Anyway, when I talked about i18n, I’m sure I at least put a line on the possibility of creating .po file for English language, may it be neutral English or either American or British English, but in any case, this is easy to do, and it’s a reason to leave nls useflag enabled even for people who care nothing about languages that are not English.
This is a pretty neat way to handle proper English grammar, considering that a lot of authors simply use other languages and thus is unable to always write proper English, to the result that often you find broken C locales that don’t really sound like English (I know, neither my blog sounds like English :/).
So, why do I talk about this now again? Well, there’s an interesting reading on Michael Kaplan’s blog (basically the only MSDN blog I follow), that might be interesting to read to people that would like more proper English messages.
I think this is one of the things that are easily ignored when thinking about internationalisation, but the differences between the language spoken in a part of a country and the one spoken in another are often big enough to make them almost different languages, so thinking on a larger scale (different countries), it does make sense to consider them different languages… although I admit I have no idea whether Swiss Italian is any different from our, and how.
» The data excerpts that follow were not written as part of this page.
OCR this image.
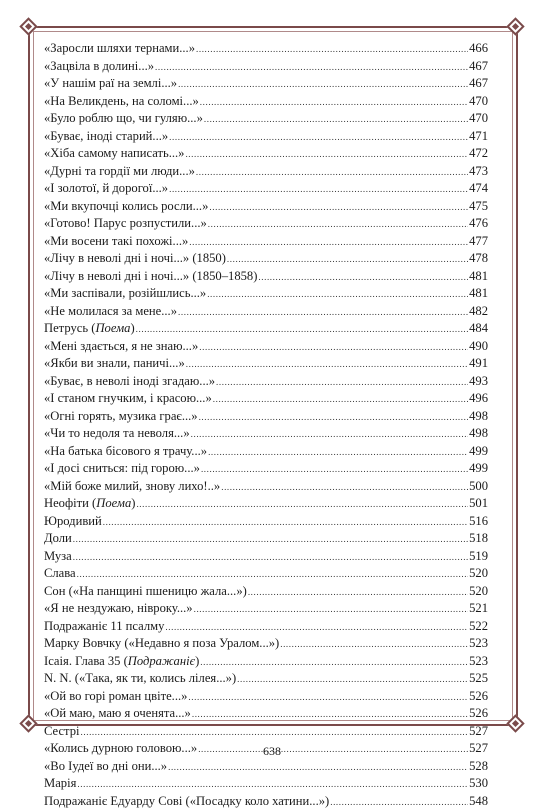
«Заросли шляхи тернами...» .....	466
«Зацвіла в долині...» .....	467
«У нашім раї на землі...» .....	467
«На Великдень, на соломі...» .....	470
«Було роблю що, чи гуляю...» .....	470
«Буває, іноді старий...» .....	471
«Хіба самому написать...» .....	472
«Дурні та гордії ми люди...» .....	473
«І золотої, й дорогої...» .....	474
«Ми вкупочці колись росли...» .....	475
«Готово! Парус розпустили...» .....	476
«Ми восени такі похожі...» .....	477
«Лічу в неволі дні і ночі...» (1850) .....	478
«Лічу в неволі дні і ночі...» (1850–1858) .....	481
«Ми заспівали, розійшлись...» .....	481
«Не молилася за мене...» .....	482
Петрусь (Поема) .....	484
«Мені здається, я не знаю...» .....	490
«Якби ви знали, паничі...» .....	491
«Буває, в неволі іноді згадаю...» .....	493
«І станом гнучким, і красою...» .....	496
«Огні горять, музика грає...» .....	498
«Чи то недоля та неволя...» .....	498
«На батька бісового я трачу...» .....	499
«І досі сниться: під горою...» .....	499
«Мій боже милий, знову лихо!..» .....	500
Неофіти (Поема) .....	501
Юродивий .....	516
Доли .....	518
Муза .....	519
Слава .....	520
Сон («На панщині пшеницю жала...») .....	520
«Я не нездужаю, нівроку...» .....	521
Подражаніє 11 псалму .....	522
Марку Вовчку («Недавно я поза Уралом...») .....	523
Ісаія. Глава 35 (Подражаніє) .....	523
N. N. («Така, як ти, колись лілея...») .....	525
«Ой во горі роман цвіте...» .....	526
«Ой маю, маю я оченята...» .....	526
Сестрі .....	527
«Колись дурною головою...» .....	527
«Во Іудеї во дні они...» .....	528
Марія .....	530
Подражаніє Едуарду Сові («Посадку коло хатини...») .....	548
638
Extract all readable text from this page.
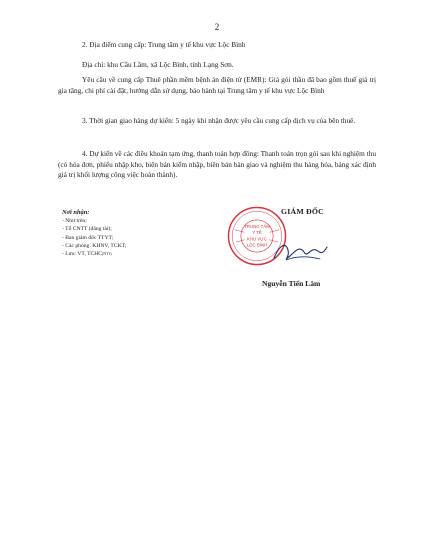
2
2. Địa điểm cung cấp: Trung tâm y tế khu vực Lộc Bình
Địa chỉ: khu Cầu Lầm, xã Lộc Bình, tỉnh Lạng Sơn.
Yêu cầu về cung cấp Thuê phần mềm bệnh án điện tử (EMR): Giá gói thầu đã bao gồm thuế giá trị gia tăng, chi phí cài đặt, hướng dẫn sử dụng, bảo hành tại Trung tâm y tế khu vực Lộc Bình
3. Thời gian giao hàng dự kiến: 5 ngày khi nhận được yêu cầu cung cấp dịch vụ của bên thuê.
4. Dự kiến về các điều khoản tạm ứng, thanh toán hợp đồng: Thanh toán trọn gói sau khi nghiệm thu (có hóa đơn, phiếu nhập kho, biên bản kiểm nhập, biên bản bàn giao và nghiệm thu hàng hóa, bảng xác định giá trị khối lượng công việc hoàn thành).
Nơi nhận:
- Như trên;
- Tổ CNTT (đăng tải);
- Ban giám đốc TTYT;
- Các phòng: KHNV, TCKT;
- Lưu: VT, TCHC(NT1).
TRUNG TÂM
Y TẾ
KHU VỰC
LỘC BÌNH
GIÁM ĐỐC
Nguyễn Tiến Lâm
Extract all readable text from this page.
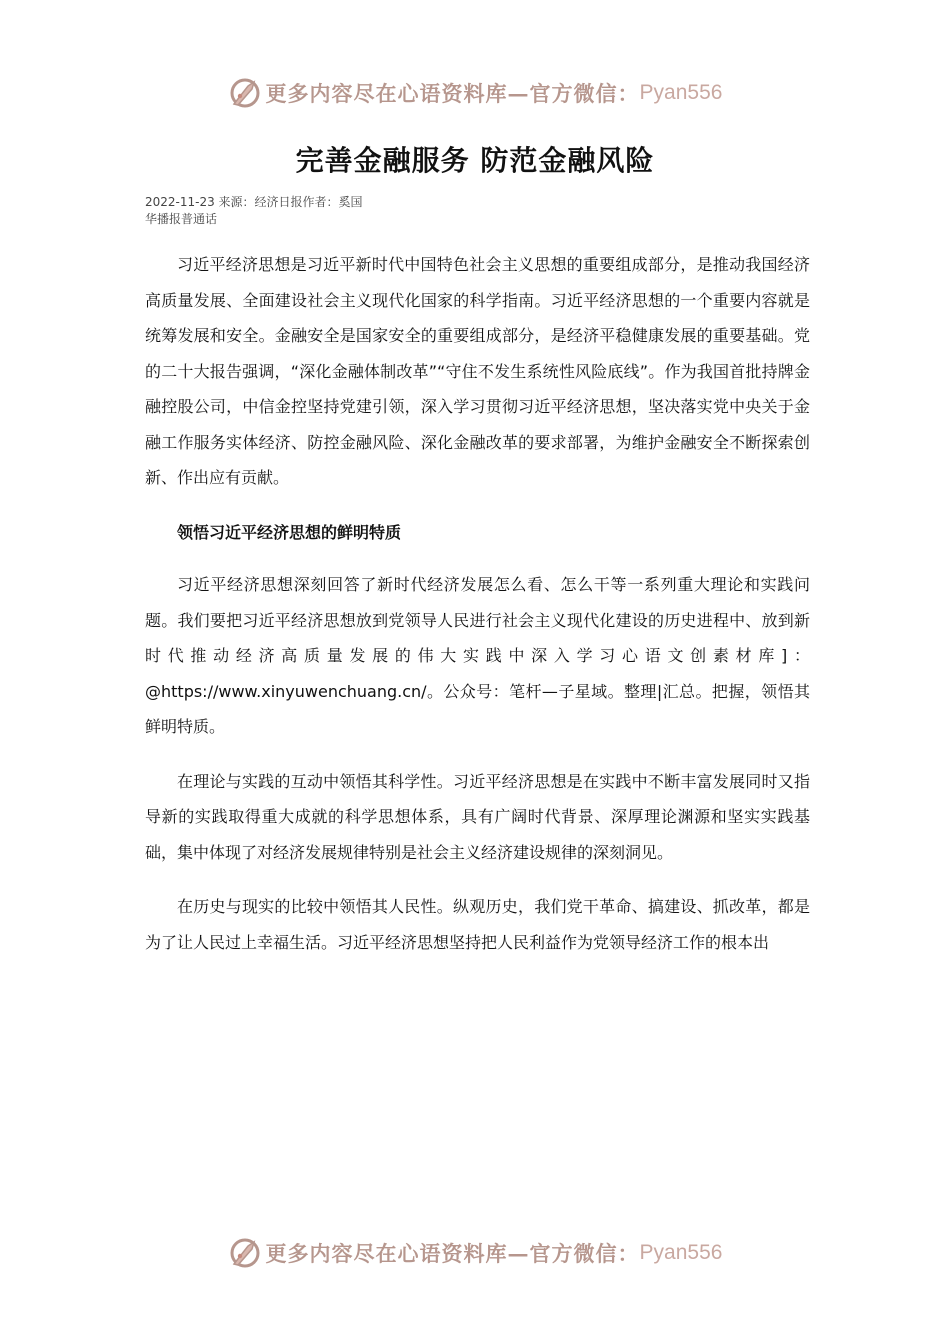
更多内容尽在心语资料库 — 官方微信： Pyan556
完善金融服务 防范金融风险
2022-11-23 来源：经济日报作者：奚国
华播报普通话

习近平经济思想是习近平新时代中国特色社会主义思想的重要组成部分，是推动我国经济高质量发展、全面建设社会主义现代化国家的科学指南。习近平经济思想的一个重要内容就是统筹发展和安全。金融安全是国家安全的重要组成部分，是经济平稳健康发展的重要基础。党的二十大报告强调，“深化金融体制改革”“守住不发生系统性风险底线”。作为我国首批持牌金融控股公司，中信金控坚持党建引领，深入学习贯彻习近平经济思想，坚决落实党中央关于金融工作服务实体经济、防控金融风险、深化金融改革的要求部署，为维护金融安全不断探索创新、作出应有贡献。

领悟习近平经济思想的鲜明特质

习近平经济思想深刻回答了新时代经济发展怎么看、怎么干等一系列重大理论和实践问题。我们要把习近平经济思想放到党领导人民进行社会主义现代化建设的历史进程中、放到新时代推动经济高质量发展的伟大实践中深入学习心语文创素材库]：@https://www.xinyuwenchuang.cn/。公众号：笔杆—子星域。整理|汇总。把握，领悟其鲜明特质。

在理论与实践的互动中领悟其科学性。习近平经济思想是在实践中不断丰富发展同时又指导新的实践取得重大成就的科学思想体系，具有广阔时代背景、深厚理论渊源和坚实实践基础，集中体现了对经济发展规律特别是社会主义经济建设规律的深刻洞见。

在历史与现实的比较中领悟其人民性。纵观历史，我们党干革命、搞建设、抓改革，都是为了让人民过上幸福生活。习近平经济思想坚持把人民利益作为党领导经济工作的根本出

更多内容尽在心语资料库 — 官方微信： Pyan556
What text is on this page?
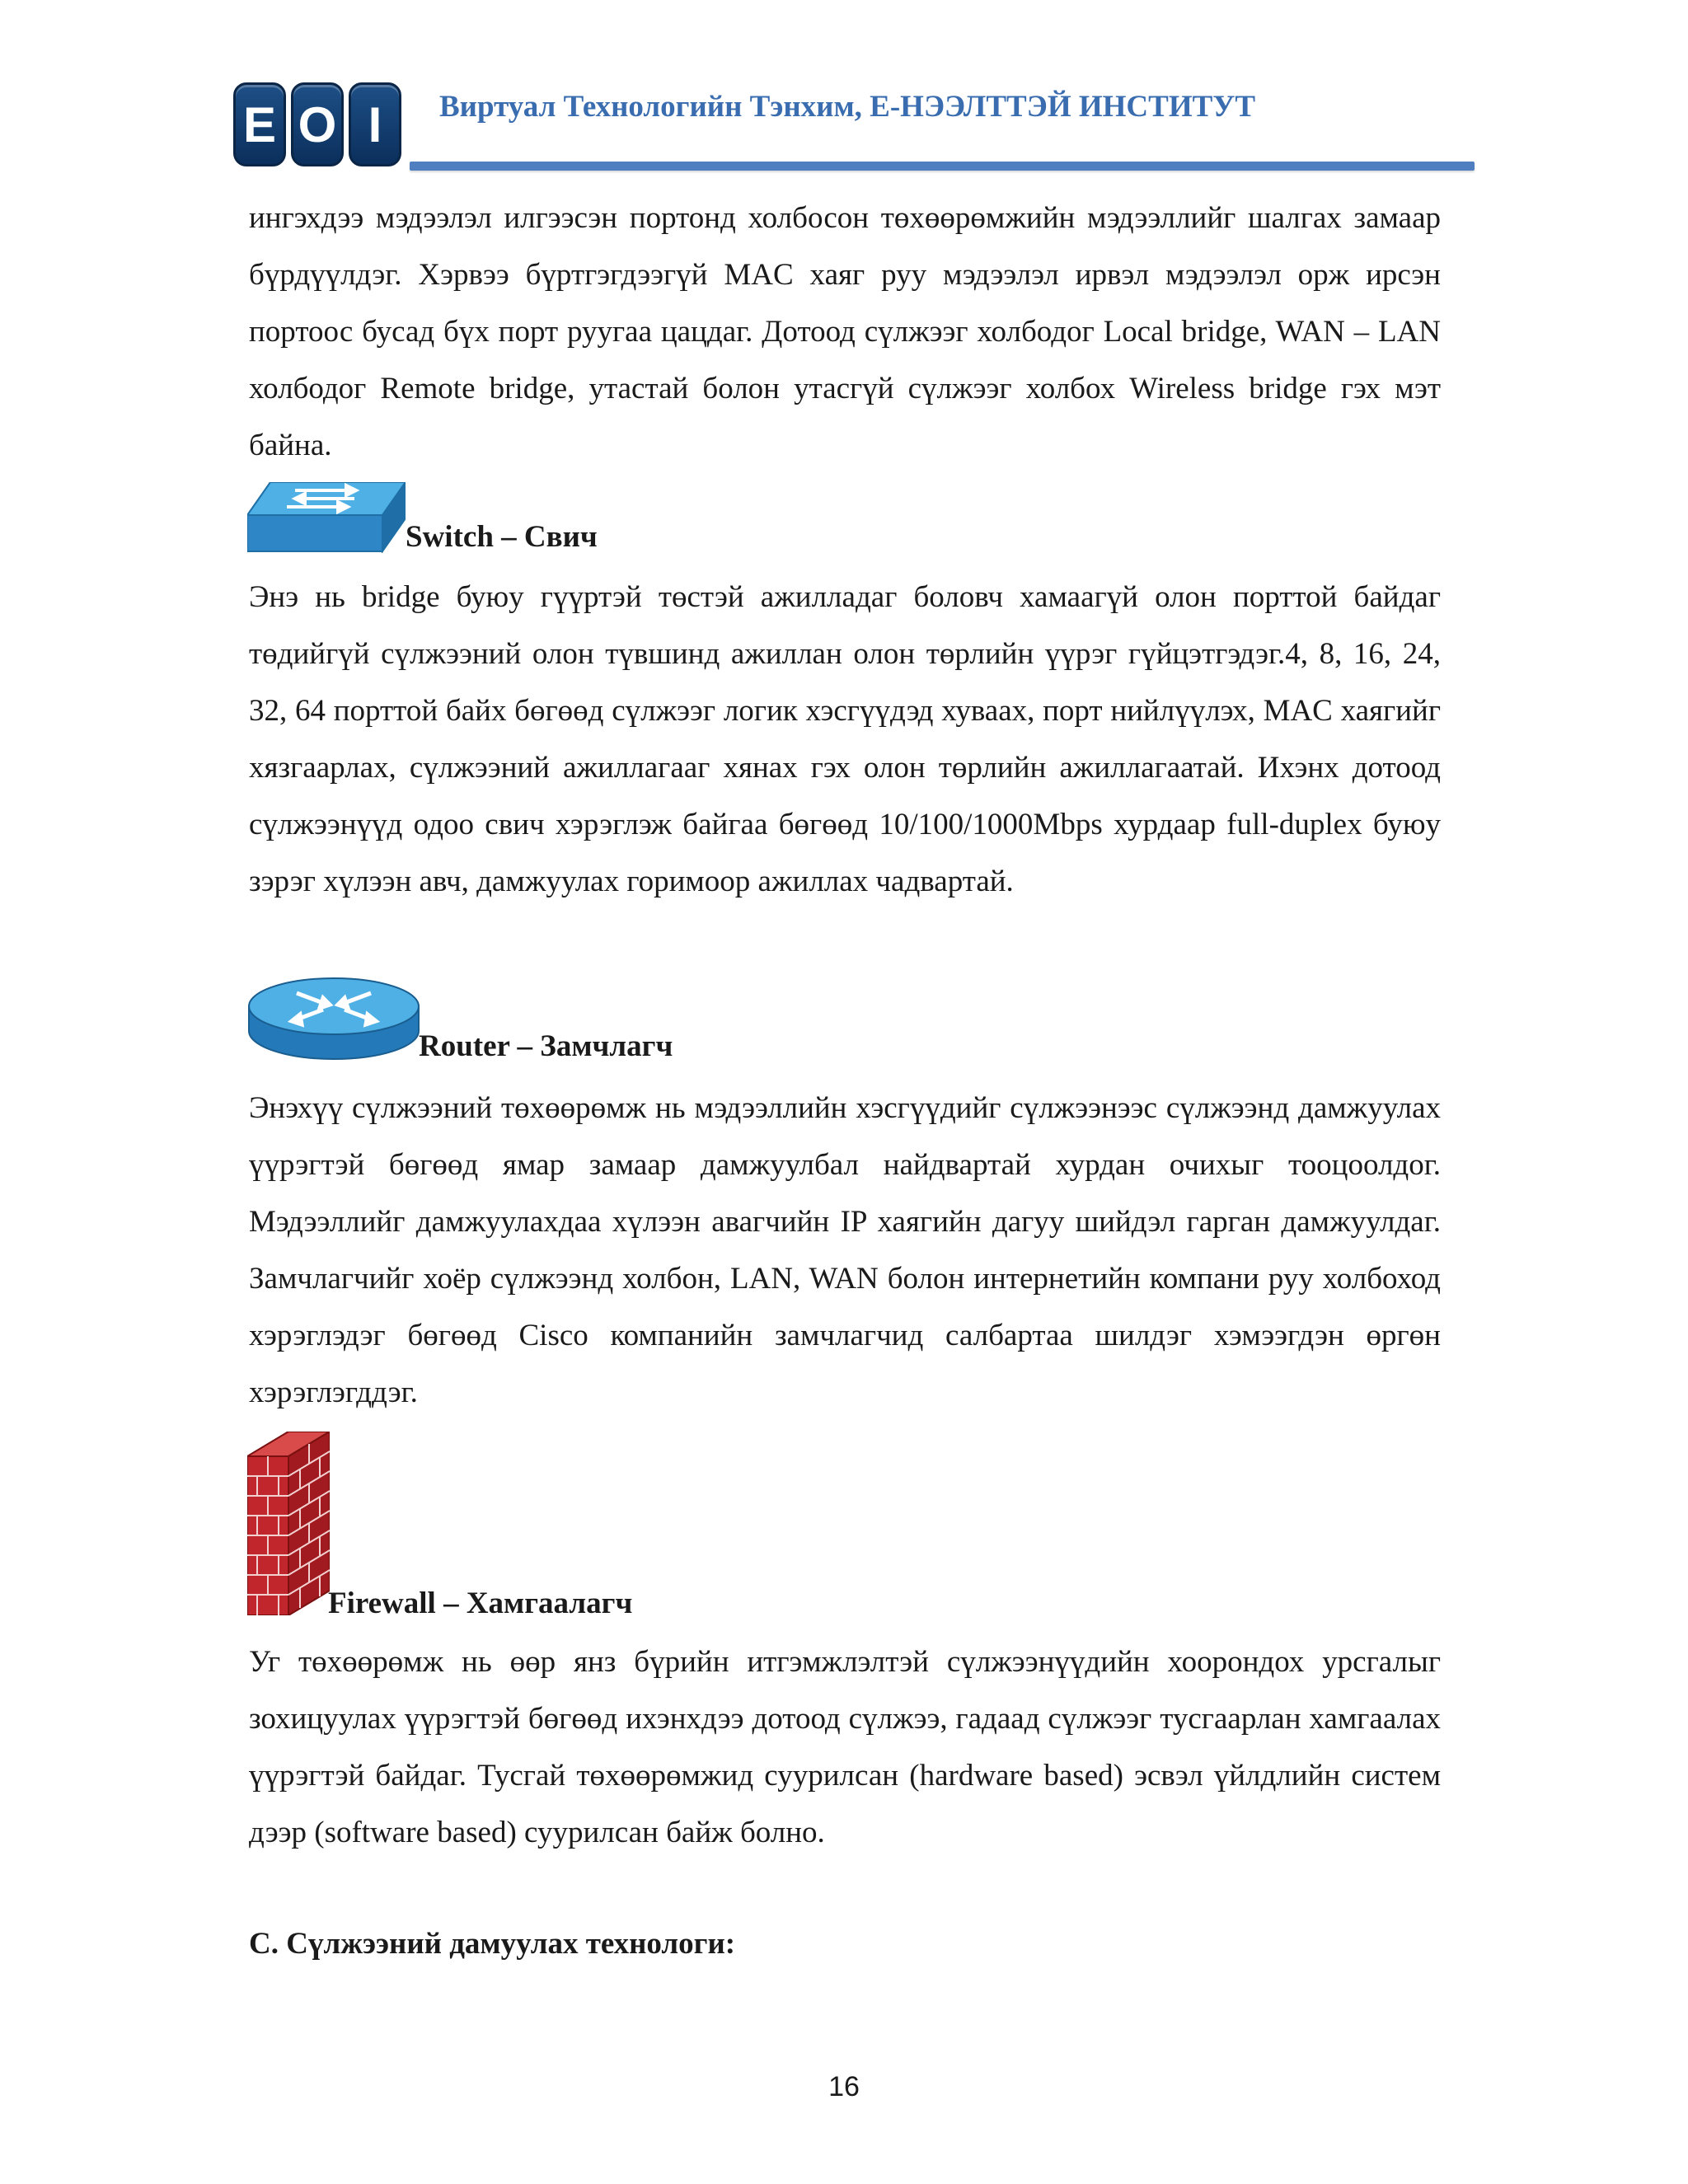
E O I	Виртуал Технологийн Тэнхим, Е-НЭЭЛТТЭЙ ИНСТИТУТ

ингэхдээ мэдээлэл илгээсэн портонд холбосон төхөөрөмжийн мэдээллийг шалгах замаар бүрдүүлдэг. Хэрвээ бүртгэгдээгүй MAC хаяг руу мэдээлэл ирвэл мэдээлэл орж ирсэн портоос бусад бүх порт руугаа цацдаг. Дотоод сүлжээг холбодог Local bridge, WAN – LAN холбодог Remote bridge, утастай болон утасгүй сүлжээг холбох Wireless bridge гэх мэт байна.

Switch – Свич

Энэ нь bridge буюу гүүртэй төстэй ажилладаг боловч хамаагүй олон порттой байдаг төдийгүй сүлжээний олон түвшинд ажиллан олон төрлийн үүрэг гүйцэтгэдэг.4, 8, 16, 24, 32, 64 порттой байх бөгөөд сүлжээг логик хэсгүүдэд хуваах, порт нийлүүлэх, MAC хаягийг хязгаарлах, сүлжээний ажиллагааг хянах гэх олон төрлийн ажиллагаатай. Ихэнх дотоод сүлжээнүүд одоо свич хэрэглэж байгаа бөгөөд 10/100/1000Mbps хурдаар full-duplex буюу зэрэг хүлээн авч, дамжуулах горимоор ажиллах чадвартай.

Router – Замчлагч

Энэхүү сүлжээний төхөөрөмж нь мэдээллийн хэсгүүдийг сүлжээнээс сүлжээнд дамжуулах үүрэгтэй бөгөөд ямар замаар дамжуулбал найдвартай хурдан очихыг тооцоолдог. Мэдээллийг дамжуулахдаа хүлээн авагчийн IP хаягийн дагуу шийдэл гарган дамжуулдаг. Замчлагчийг хоёр сүлжээнд холбон, LAN, WAN болон интернетийн компани руу холбоход хэрэглэдэг бөгөөд Cisco компанийн замчлагчид салбартаа шилдэг хэмээгдэн өргөн хэрэглэгддэг.

Firewall – Хамгаалагч

Уг төхөөрөмж нь өөр янз бүрийн итгэмжлэлтэй сүлжээнүүдийн хоорондох урсгалыг зохицуулах үүрэгтэй бөгөөд ихэнхдээ дотоод сүлжээ, гадаад сүлжээг тусгаарлан хамгаалах үүрэгтэй байдаг. Тусгай төхөөрөмжид суурилсан (hardware based) эсвэл үйлдлийн систем дээр (software based) суурилсан байж болно.

C. Сүлжээний дамуулах технологи:
16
I’m not a linguist, at all, even my Italian advanced grammar is quite bad (although good enough to please my Italian teacher during high school, and not get him more angry at me, as I wasn’t even studying history :P), but I admit curiosity in the matter, and michkap’s blog is a good reading for that, I would suggest it to anybody who’s interested in i18n, even if it usually talks about Windows and other Microsoft products (of course), as it provides hints and insights that should be consider also when designing Free Software.
Update (2017-04-28): I feel very sad to have found out over a year and a half later that Michael died. The links in this and other posts to his blog are now linked to the archive kindly provided and set up by Jan Kučera. Thank you, Jan. And thank you, Michael.